Daily Star (Louisiana)
- Type: Daily newspaper
- Format: Broadsheet
- Owner: Paxton Media Group
- Publisher: Mark Elliot
- Editor: Lil Mirando
- Founded: November 1959
- Headquarters: 1010 C.M. Fagan Drive, Hammond, Louisiana, United States
- Circulation: 4,000

= Daily Star (Louisiana) =

Newspaper published in Hammond, Louisiana, United States

The Daily & Sunday Star is a newspaper published in Hammond, Louisiana, by the Daily Star Publishing Company. Currently, the publisher is Mark Elliot and the executive editor is Lil Mirando.

The newspaper is a member of the Associated Press and the Louisiana Press Association, The newspaper focuses on happenings in Tangipahoa Parish, where Hammond is located, and in Livingston Parish and St. Helena Parish, the three civil parishes (counties in other states) of its home-delivery circulation area.

==History==
The Daily Star began on November 12, 1959, as The Hammond Press, which on December 23 of the same year retitled itself The Hammond Item. The Daily & Sunday Star is the sole daily newspaper published in Hammond (as of 2011). Its Sunday edition is The Sunday Star; The Daily Star is issued on five weekdays (Tuesday through Saturday, as of 2011).

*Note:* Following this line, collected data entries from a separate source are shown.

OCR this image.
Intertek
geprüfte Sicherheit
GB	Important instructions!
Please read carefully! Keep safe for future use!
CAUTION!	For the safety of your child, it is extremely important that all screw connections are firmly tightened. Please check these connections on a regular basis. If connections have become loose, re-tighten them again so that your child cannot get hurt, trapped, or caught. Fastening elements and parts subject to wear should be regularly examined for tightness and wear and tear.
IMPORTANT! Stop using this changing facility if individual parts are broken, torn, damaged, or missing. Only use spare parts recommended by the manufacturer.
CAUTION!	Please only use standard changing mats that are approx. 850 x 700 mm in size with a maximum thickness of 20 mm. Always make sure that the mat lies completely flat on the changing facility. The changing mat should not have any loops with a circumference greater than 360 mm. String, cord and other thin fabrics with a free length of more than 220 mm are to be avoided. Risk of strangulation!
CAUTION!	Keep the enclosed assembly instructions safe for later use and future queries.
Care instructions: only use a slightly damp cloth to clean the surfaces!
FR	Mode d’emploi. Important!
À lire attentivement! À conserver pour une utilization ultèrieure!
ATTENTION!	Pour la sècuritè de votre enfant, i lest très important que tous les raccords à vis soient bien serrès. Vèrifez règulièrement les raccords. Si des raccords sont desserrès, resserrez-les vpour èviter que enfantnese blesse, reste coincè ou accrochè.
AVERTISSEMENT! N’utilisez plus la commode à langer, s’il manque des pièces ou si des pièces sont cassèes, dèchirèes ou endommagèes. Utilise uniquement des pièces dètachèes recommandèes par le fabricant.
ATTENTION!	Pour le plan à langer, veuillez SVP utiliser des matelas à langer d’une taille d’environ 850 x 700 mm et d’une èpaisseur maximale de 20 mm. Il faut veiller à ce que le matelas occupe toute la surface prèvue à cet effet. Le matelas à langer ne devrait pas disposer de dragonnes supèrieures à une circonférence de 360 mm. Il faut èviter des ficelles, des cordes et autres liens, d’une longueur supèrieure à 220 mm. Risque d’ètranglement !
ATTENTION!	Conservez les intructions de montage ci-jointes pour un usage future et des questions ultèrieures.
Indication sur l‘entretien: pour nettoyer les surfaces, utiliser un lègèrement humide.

In 2007, The Daily Star changed from being an afternoon newspaper to publishing in the morning, thereby within its three-parish circulation area competing head-to-head with The Advocate (Baton Rouge) and The Times-Picayune (New Orleans). The Daily Star has held its own by nuancing to this competitive environment in Louisiana's fastest-growing region. As of 2013, it had a paid circulation above 12 thousand, free (shopping) circulation of 35 thousand, and prodigious advertising, especially in the Thursday and Sunday editions. The Sunday Star circulates USA Weekend and includes a full comics section.

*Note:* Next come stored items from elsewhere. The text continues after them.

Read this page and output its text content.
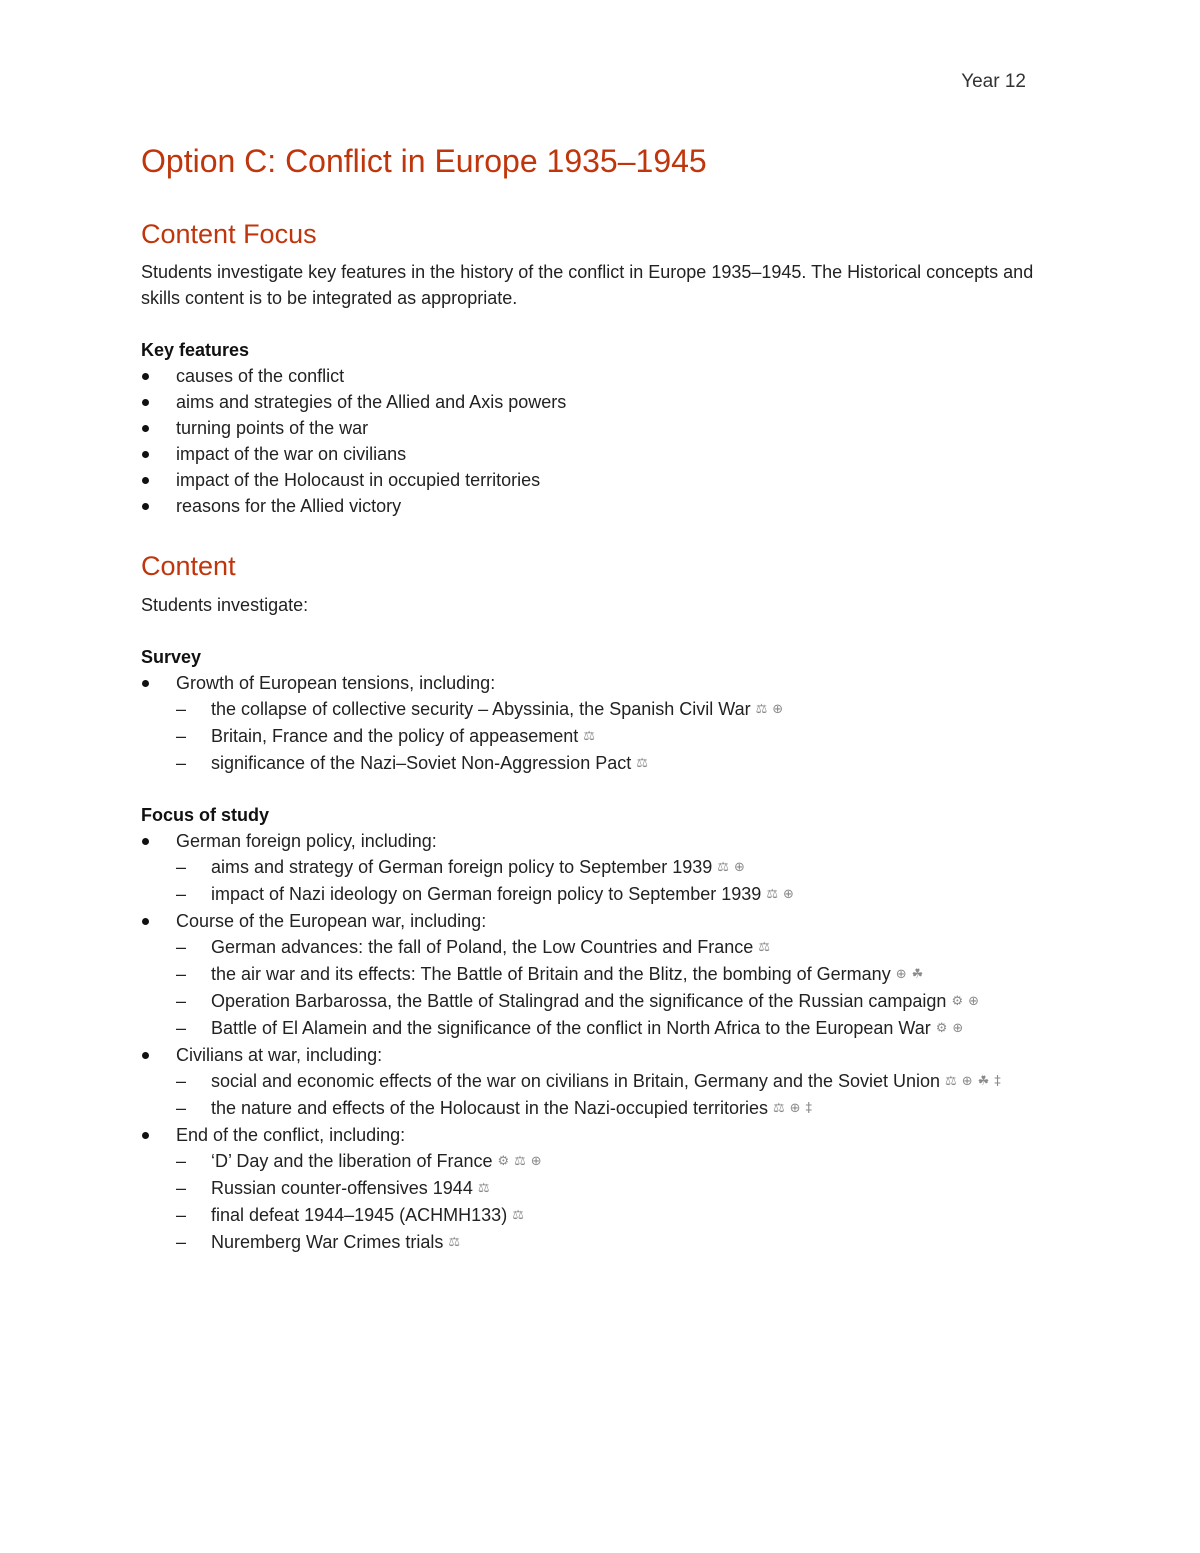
Year 12
Option C: Conflict in Europe 1935–1945
Content Focus

Students investigate key features in the history of the conflict in Europe 1935–1945. The Historical concepts and skills content is to be integrated as appropriate.

Key features
causes of the conflict
aims and strategies of the Allied and Axis powers
turning points of the war
impact of the war on civilians
impact of the Holocaust in occupied territories
reasons for the Allied victory
Content

Students investigate:

Survey
Growth of European tensions, including:
– the collapse of collective security – Abyssinia, the Spanish Civil War ⚖ ⊕
– Britain, France and the policy of appeasement ⚖
– significance of the Nazi–Soviet Non-Aggression Pact ⚖
Focus of study
German foreign policy, including:
– aims and strategy of German foreign policy to September 1939 ⚖ ⊕
– impact of Nazi ideology on German foreign policy to September 1939 ⚖ ⊕
Course of the European war, including:
– German advances: the fall of Poland, the Low Countries and France ⚖
– the air war and its effects: The Battle of Britain and the Blitz, the bombing of Germany ⊕ ☘
– Operation Barbarossa, the Battle of Stalingrad and the significance of the Russian campaign ⚙ ⊕
– Battle of El Alamein and the significance of the conflict in North Africa to the European War ⚙ ⊕
Civilians at war, including:
– social and economic effects of the war on civilians in Britain, Germany and the Soviet Union ⚖ ⊕ ☘ ‡
– the nature and effects of the Holocaust in the Nazi-occupied territories ⚖ ⊕ ‡
End of the conflict, including:
– ‘D’ Day and the liberation of France ⚙ ⚖ ⊕
– Russian counter-offensives 1944 ⚖
– final defeat 1944–1945 (ACHMH133) ⚖
– Nuremberg War Crimes trials ⚖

Over the years The Daily Star has been owned by various media corporations. In 2013 it was owned by Paxton Media Group, headquartered in Kentucky.

By late 2020, The Daily Star only publishes on Tuesday, Thursday, and Saturday.

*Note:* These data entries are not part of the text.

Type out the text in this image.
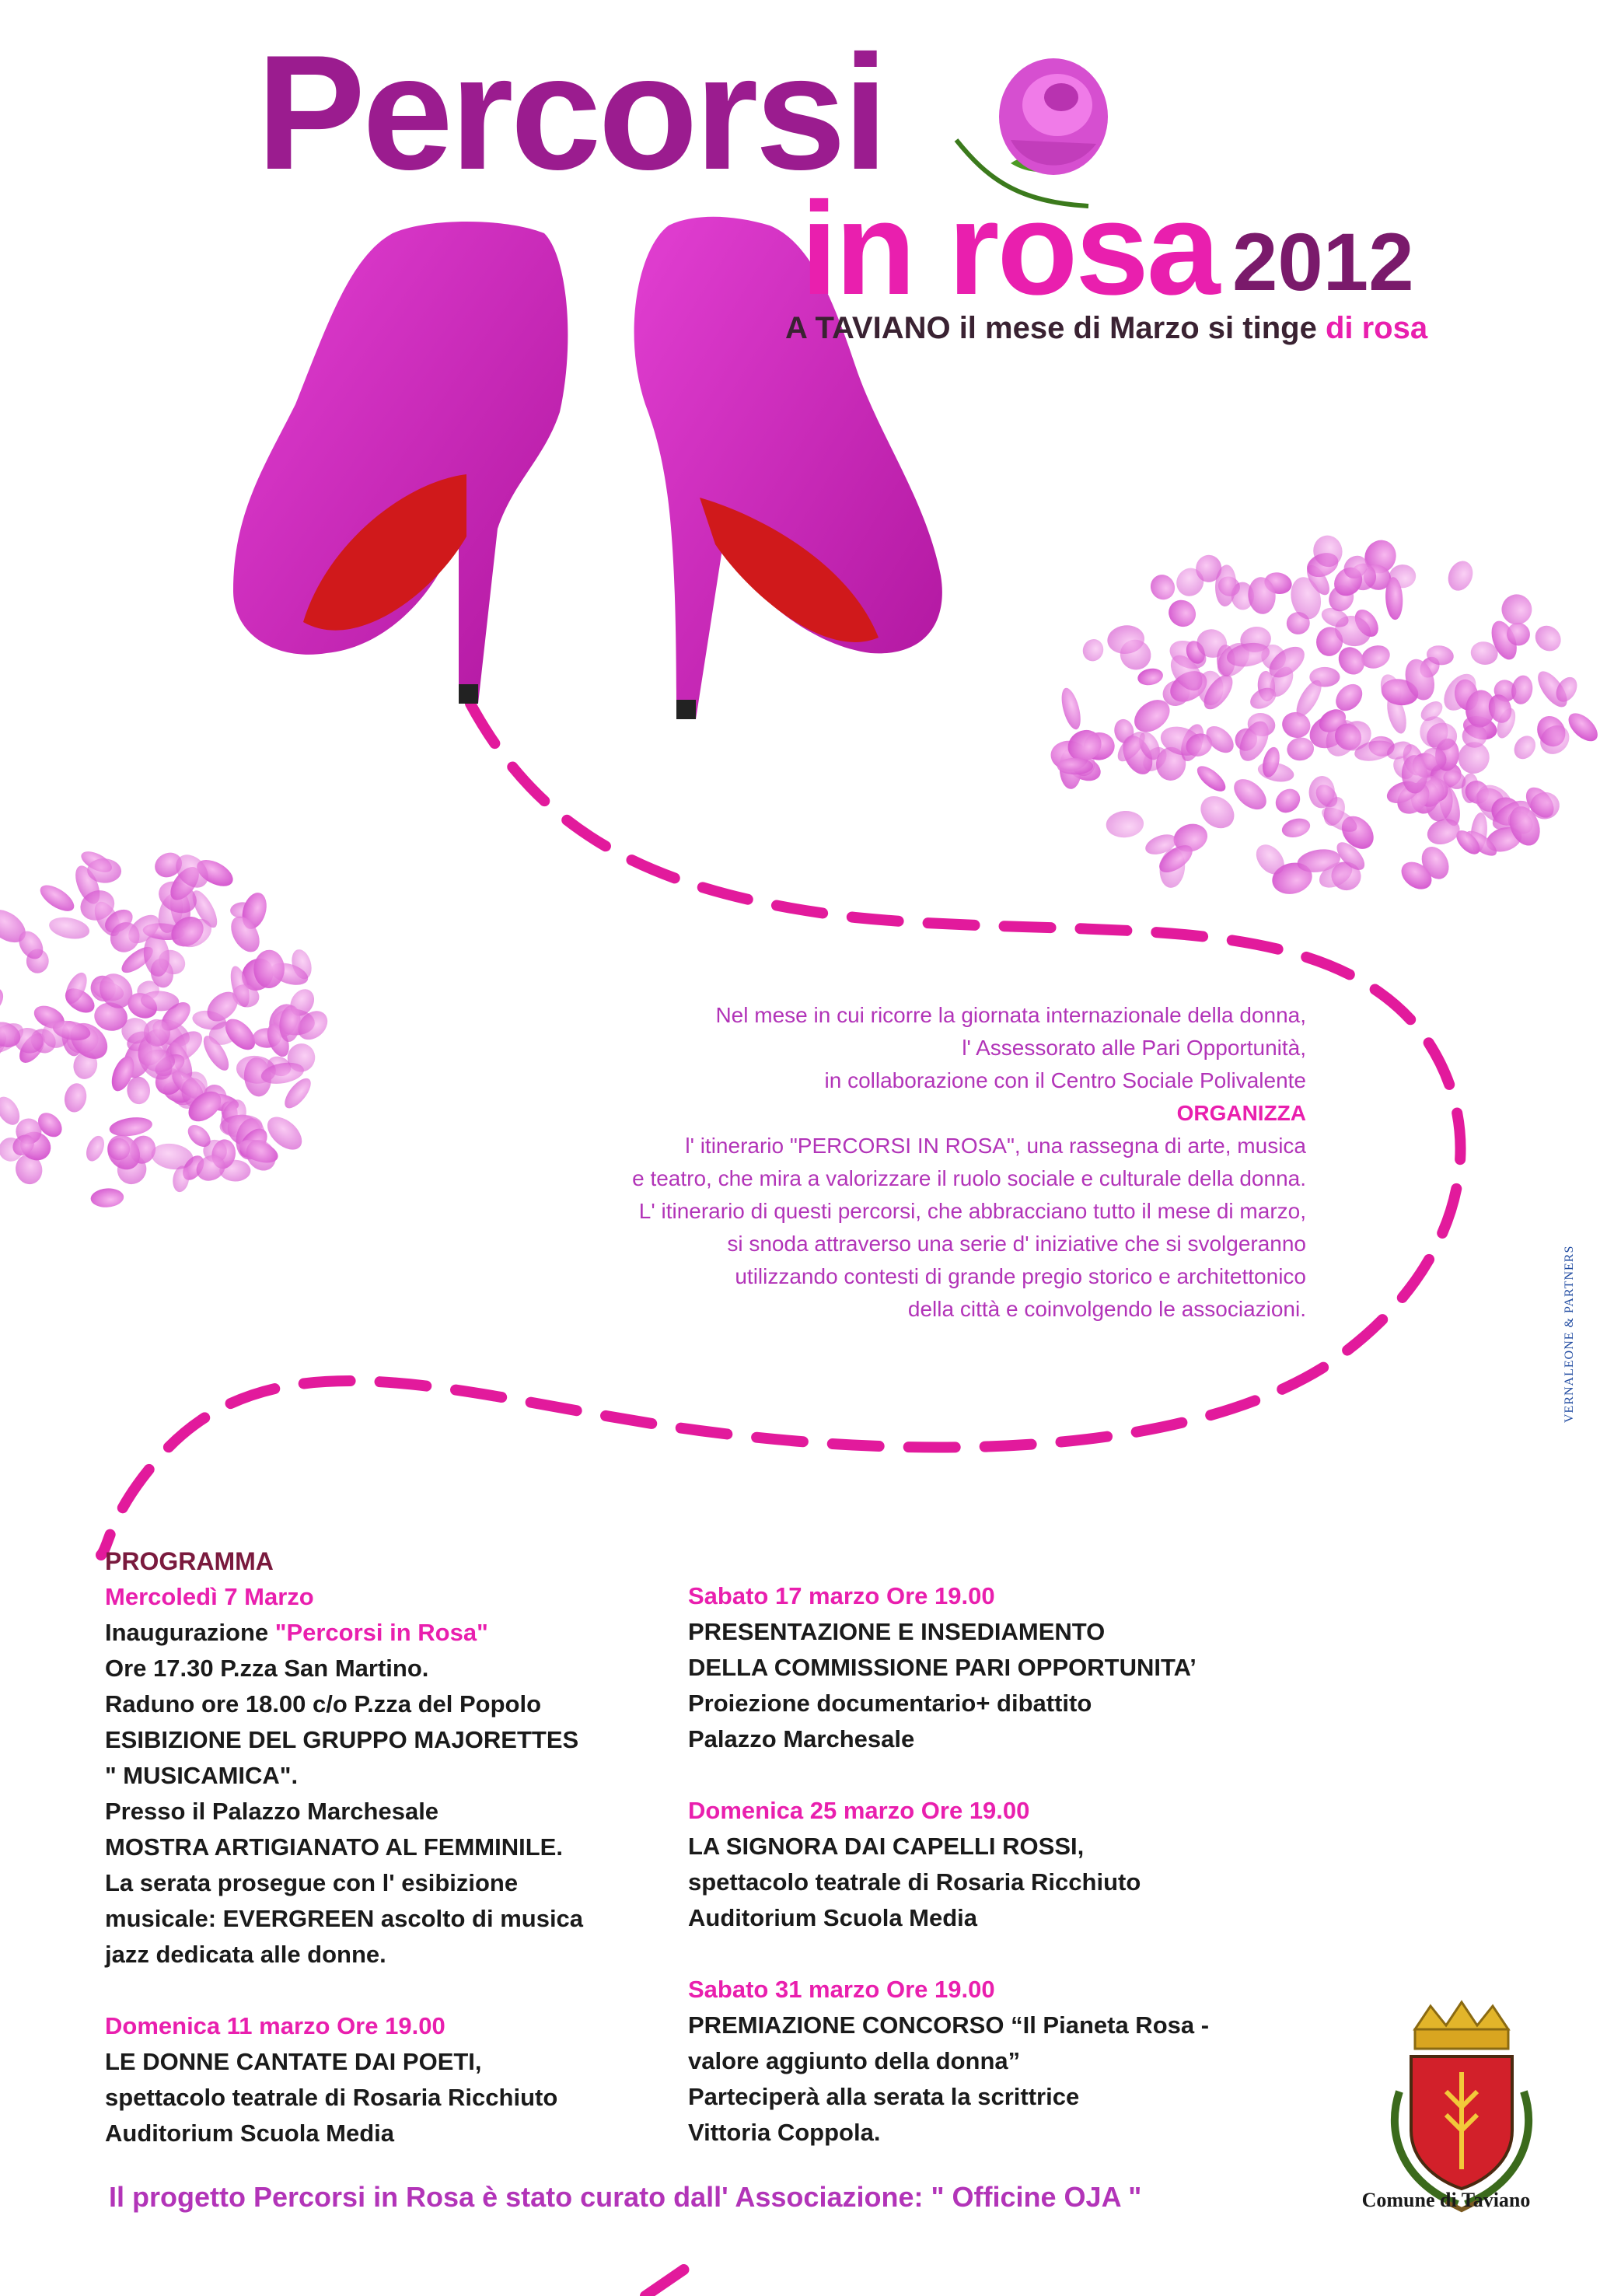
Percorsi
in rosa 2012
A TAVIANO il mese di Marzo si tinge di rosa
Nel mese in cui ricorre la giornata internazionale della donna,
l' Assessorato alle Pari Opportunità,
in collaborazione con il Centro Sociale Polivalente
ORGANIZZA
l' itinerario "PERCORSI IN ROSA", una rassegna di arte, musica
e teatro, che mira a valorizzare il ruolo sociale e culturale della donna.
L' itinerario di questi percorsi, che abbracciano tutto il mese di marzo,
si snoda attraverso una serie d' iniziative che si svolgeranno
utilizzando contesti di grande pregio storico e architettonico
della città e coinvolgendo le associazioni.
PROGRAMMA
Mercoledì 7 Marzo
Inaugurazione "Percorsi in Rosa"
Ore 17.30 P.zza San Martino.
Raduno ore 18.00 c/o P.zza del Popolo
ESIBIZIONE DEL GRUPPO MAJORETTES
" MUSICAMICA".
Presso il Palazzo Marchesale
MOSTRA ARTIGIANATO AL FEMMINILE.
La serata prosegue con l' esibizione
musicale: EVERGREEN ascolto di musica
jazz dedicata alle donne.
Domenica 11 marzo Ore 19.00
LE DONNE CANTATE DAI POETI,
spettacolo teatrale di Rosaria Ricchiuto
Auditorium Scuola Media
Sabato 17 marzo Ore 19.00
PRESENTAZIONE E INSEDIAMENTO
DELLA COMMISSIONE PARI OPPORTUNITA’
Proiezione documentario+ dibattito
Palazzo Marchesale
Domenica 25 marzo Ore 19.00
LA SIGNORA DAI CAPELLI ROSSI,
spettacolo teatrale di Rosaria Ricchiuto
Auditorium Scuola Media
Sabato 31 marzo Ore 19.00
PREMIAZIONE CONCORSO “Il Pianeta Rosa -
valore aggiunto della donna”
Parteciperà alla serata la scrittrice
Vittoria Coppola.
Il progetto Percorsi in Rosa è stato curato dall' Associazione: " Officine OJA "	Comune di Taviano
VERNALEONE & PARTNERS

==Role in Hurricane Katrina news==
In 2005, during Hurricane Katrina and its aftermath, the Star (as it is often called locally) continued operation via emergency measures and skipped paper publication on just one day — Tuesday August 30 - the only date since 1959 that the Star had not published as scheduled. In the meantime, even on that Tuesday as during the preceding weekend, the Star staff was at work and, with the public power outage, used generators and laptop computers to maintain the newspaper's web site; issues for August 31 and September 1 and 2 were printed in Denham Springs. During and after the storm the Star facilities in Hammond served as the temporary operations center for the Associated Press New Orleans bureau and as the temporary reporting-base for several newspapers from around the country in covering the New Orleans situation. With just one day of interrupted publication on paper, the Star published accounts of the hurricane and its aftermath, including controversies related to the Federal Emergency Management Agency (FEMA).

==Opinion page==
The Daily Star carries various national, state, and local columns.The Stars editorial policy is politically non-aligned, but occasionally since 1986 the newspaper has endorsed candidates. A major feature of The Daily Star is its letters to the editor, which are often vigorous about local or state issues and provide unique grassroots commentary.